Hypothesis testing
Hypothesis testing is a formal process for statisticians and data scientists. The standard approach to hypothesis testing is to define an area of research, decide which variables are necessary to measure what is being studied, and then to set out two competing hypotheses. In order to avoid only looking at the data that confirms our biases, researchers will state their hypothesis clearly ahead of time. Statistics can then be used to confirm or refute this hypothesis, based on the data.
In order to help retain our visitors, designers go to work on a variation of our home page that uses all the latest techniques to keep the attention of our audience. We'd like to be sure that our effort isn't in vain, so we will look for an increase in dwell time on the new site.
Therefore, our research question is "does the new site cause the visitor's dwell time to increase"? We decide that this should be tested with reference to the mean dwell time. Now, we need to set out our two hypotheses. By convention, the data is assumed not to contain what the researcher is looking for. The conservative opinion is that the data would not show anything unusual. This is called the null hypothesis and is normally denoted H0.
The researcher then forms an alternate hypothesis, denoted by H1. This could simply be that the population mean is different from the baseline. Or, it could be that the population mean is greater or lesser than the baseline, or even greater or lesser by some specified value. We'd like to test whether the new site increases dwell time, so these will be our null and alternate hypotheses:
- H0: The dwell time for the new site is no different than the dwell time of the existing site
- H1: The dwell time is greater for the new site compared to the existing site
Our conservative assumption is that the new site has no effect on the dwell time of users. The null hypothesis doesn't have to be nil hypothesis (that there is no effect), but in this case, we have no reasonable justification to assume otherwise. If the sample data does not support the null hypothesis (if the data differs from its prediction by a margin too large to be by chance alone), then we will reject the null hypothesis and propose the alternative hypothesis as the best alternative explanation.
Having set out the null and alternative hypotheses, we must set a significance level at which we are looking for an effect.
Significance
Significance testing was originally developed independent of hypothesis testing, but the two approaches are now very often used in concert together. The purpose of significance testing is to set the threshold beyond which we determine that the observed data no longer supports the null hypothesis.
There are therefore two risks:
- We may accept a difference as significant when in fact, it arose by chance
- We may attribute a difference to chance when, in fact, it indicates a true population difference
These two possibilities are respectively referred to as Type I and Type II errors:

The more we reduce our risk of making Type I errors, the more we increase our risk of making Type II errors. In other words, the more confident we wish to be to not claim a real difference when there is none, the bigger the difference we'll demand between our samples to claim statistical significance. This increases the probability that we'll disregard a genuine difference when we encounter it.

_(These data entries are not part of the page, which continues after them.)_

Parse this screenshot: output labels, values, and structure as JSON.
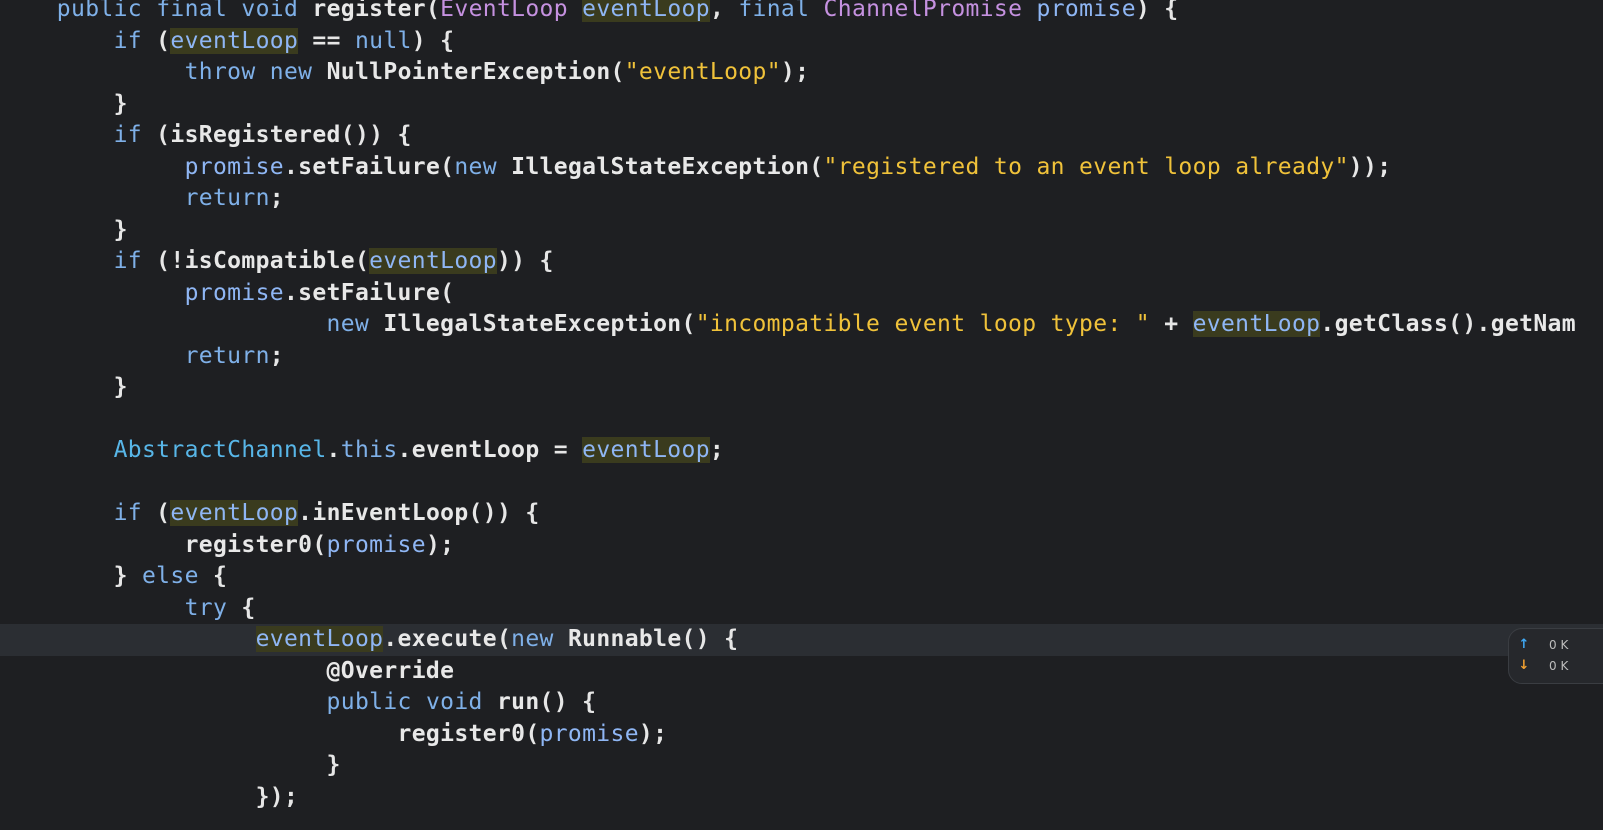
{
  "editor": {
    "language": "java",
    "lines": [
      {
        "indent": "    ",
        "tokens": [
          [
            "kw",
            "public"
          ],
          [
            "punc",
            " "
          ],
          [
            "kw",
            "final"
          ],
          [
            "punc",
            " "
          ],
          [
            "kw",
            "void"
          ],
          [
            "punc",
            " "
          ],
          [
            "method",
            "register"
          ],
          [
            "punc",
            "("
          ],
          [
            "type",
            "EventLoop"
          ],
          [
            "punc",
            " "
          ],
          [
            "hl",
            "eventLoop"
          ],
          [
            "punc",
            ", "
          ],
          [
            "kw",
            "final"
          ],
          [
            "punc",
            " "
          ],
          [
            "type",
            "ChannelPromise"
          ],
          [
            "punc",
            " "
          ],
          [
            "param",
            "promise"
          ],
          [
            "punc",
            ") {"
          ]
        ]
      },
      {
        "indent": "        ",
        "tokens": [
          [
            "kw",
            "if"
          ],
          [
            "punc",
            " ("
          ],
          [
            "hl",
            "eventLoop"
          ],
          [
            "punc",
            " == "
          ],
          [
            "kw",
            "null"
          ],
          [
            "punc",
            ") {"
          ]
        ]
      },
      {
        "indent": "             ",
        "tokens": [
          [
            "kw",
            "throw"
          ],
          [
            "punc",
            " "
          ],
          [
            "kw",
            "new"
          ],
          [
            "punc",
            " "
          ],
          [
            "cls",
            "NullPointerException"
          ],
          [
            "punc",
            "("
          ],
          [
            "str",
            "\"eventLoop\""
          ],
          [
            "punc",
            ");"
          ]
        ]
      },
      {
        "indent": "        ",
        "tokens": [
          [
            "punc",
            "}"
          ]
        ]
      },
      {
        "indent": "        ",
        "tokens": [
          [
            "kw",
            "if"
          ],
          [
            "punc",
            " ("
          ],
          [
            "method",
            "isRegistered"
          ],
          [
            "punc",
            "()) {"
          ]
        ]
      },
      {
        "indent": "             ",
        "tokens": [
          [
            "param",
            "promise"
          ],
          [
            "punc",
            "."
          ],
          [
            "method",
            "setFailure"
          ],
          [
            "punc",
            "("
          ],
          [
            "kw",
            "new"
          ],
          [
            "punc",
            " "
          ],
          [
            "cls",
            "IllegalStateException"
          ],
          [
            "punc",
            "("
          ],
          [
            "str",
            "\"registered to an event loop already\""
          ],
          [
            "punc",
            "));"
          ]
        ]
      },
      {
        "indent": "             ",
        "tokens": [
          [
            "kw",
            "return"
          ],
          [
            "punc",
            ";"
          ]
        ]
      },
      {
        "indent": "        ",
        "tokens": [
          [
            "punc",
            "}"
          ]
        ]
      },
      {
        "indent": "        ",
        "tokens": [
          [
            "kw",
            "if"
          ],
          [
            "punc",
            " (!"
          ],
          [
            "method",
            "isCompatible"
          ],
          [
            "punc",
            "("
          ],
          [
            "hl",
            "eventLoop"
          ],
          [
            "punc",
            ")) {"
          ]
        ]
      },
      {
        "indent": "             ",
        "tokens": [
          [
            "param",
            "promise"
          ],
          [
            "punc",
            "."
          ],
          [
            "method",
            "setFailure"
          ],
          [
            "punc",
            "("
          ]
        ]
      },
      {
        "indent": "                       ",
        "tokens": [
          [
            "kw",
            "new"
          ],
          [
            "punc",
            " "
          ],
          [
            "cls",
            "IllegalStateException"
          ],
          [
            "punc",
            "("
          ],
          [
            "str",
            "\"incompatible event loop type: \""
          ],
          [
            "punc",
            " + "
          ],
          [
            "hl",
            "eventLoop"
          ],
          [
            "punc",
            "."
          ],
          [
            "method",
            "getClass"
          ],
          [
            "punc",
            "()."
          ],
          [
            "method",
            "getNam"
          ]
        ]
      },
      {
        "indent": "             ",
        "tokens": [
          [
            "kw",
            "return"
          ],
          [
            "punc",
            ";"
          ]
        ]
      },
      {
        "indent": "        ",
        "tokens": [
          [
            "punc",
            "}"
          ]
        ]
      },
      {
        "indent": "",
        "tokens": []
      },
      {
        "indent": "        ",
        "tokens": [
          [
            "cls2",
            "AbstractChannel"
          ],
          [
            "punc",
            "."
          ],
          [
            "kw",
            "this"
          ],
          [
            "punc",
            "."
          ],
          [
            "field",
            "eventLoop"
          ],
          [
            "punc",
            " = "
          ],
          [
            "hl",
            "eventLoop"
          ],
          [
            "punc",
            ";"
          ]
        ]
      },
      {
        "indent": "",
        "tokens": []
      },
      {
        "indent": "        ",
        "tokens": [
          [
            "kw",
            "if"
          ],
          [
            "punc",
            " ("
          ],
          [
            "hl",
            "eventLoop"
          ],
          [
            "punc",
            "."
          ],
          [
            "method",
            "inEventLoop"
          ],
          [
            "punc",
            "()) {"
          ]
        ]
      },
      {
        "indent": "             ",
        "tokens": [
          [
            "method",
            "register0"
          ],
          [
            "punc",
            "("
          ],
          [
            "param",
            "promise"
          ],
          [
            "punc",
            ");"
          ]
        ]
      },
      {
        "indent": "        ",
        "tokens": [
          [
            "punc",
            "} "
          ],
          [
            "kw",
            "else"
          ],
          [
            "punc",
            " {"
          ]
        ]
      },
      {
        "indent": "             ",
        "tokens": [
          [
            "kw",
            "try"
          ],
          [
            "punc",
            " {"
          ]
        ]
      },
      {
        "indent": "                  ",
        "current": true,
        "tokens": [
          [
            "hl",
            "eventLoop"
          ],
          [
            "punc",
            "."
          ],
          [
            "method",
            "execute"
          ],
          [
            "punc",
            "("
          ],
          [
            "kw",
            "new"
          ],
          [
            "punc",
            " "
          ],
          [
            "cls",
            "Runnable"
          ],
          [
            "punc",
            "() {"
          ]
        ]
      },
      {
        "indent": "                       ",
        "tokens": [
          [
            "ann",
            "@Override"
          ]
        ]
      },
      {
        "indent": "                       ",
        "tokens": [
          [
            "kw",
            "public"
          ],
          [
            "punc",
            " "
          ],
          [
            "kw",
            "void"
          ],
          [
            "punc",
            " "
          ],
          [
            "method",
            "run"
          ],
          [
            "punc",
            "() {"
          ]
        ]
      },
      {
        "indent": "                            ",
        "tokens": [
          [
            "method",
            "register0"
          ],
          [
            "punc",
            "("
          ],
          [
            "param",
            "promise"
          ],
          [
            "punc",
            ");"
          ]
        ]
      },
      {
        "indent": "                       ",
        "tokens": [
          [
            "punc",
            "}"
          ]
        ]
      },
      {
        "indent": "                  ",
        "tokens": [
          [
            "punc",
            "});"
          ]
        ]
      }
    ]
  },
  "vcs_widget": {
    "up_icon": "arrow-up-icon",
    "up_arrow": "↑",
    "up_value": "0 K",
    "down_icon": "arrow-down-icon",
    "down_arrow": "↓",
    "down_value": "0 K"
  }
}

Two significance thresholds are commonly used by statisticians. These are the 5 percent and 1 percent levels. A difference at 5 percent is commonly called significant and at 1 percent is called highly significant. The choice of threshold is often referred to in formulae by the Greek letter alpha, α. Since finding no effect might be regarded as a failure (either of the experiment or of the new site), we might be tempted to adjust α until we find an effect. Because of this, the textbook approach to significance testing requires us to set a significance level before we look at our data. A level of 5 percent is often chosen, so let's go with it.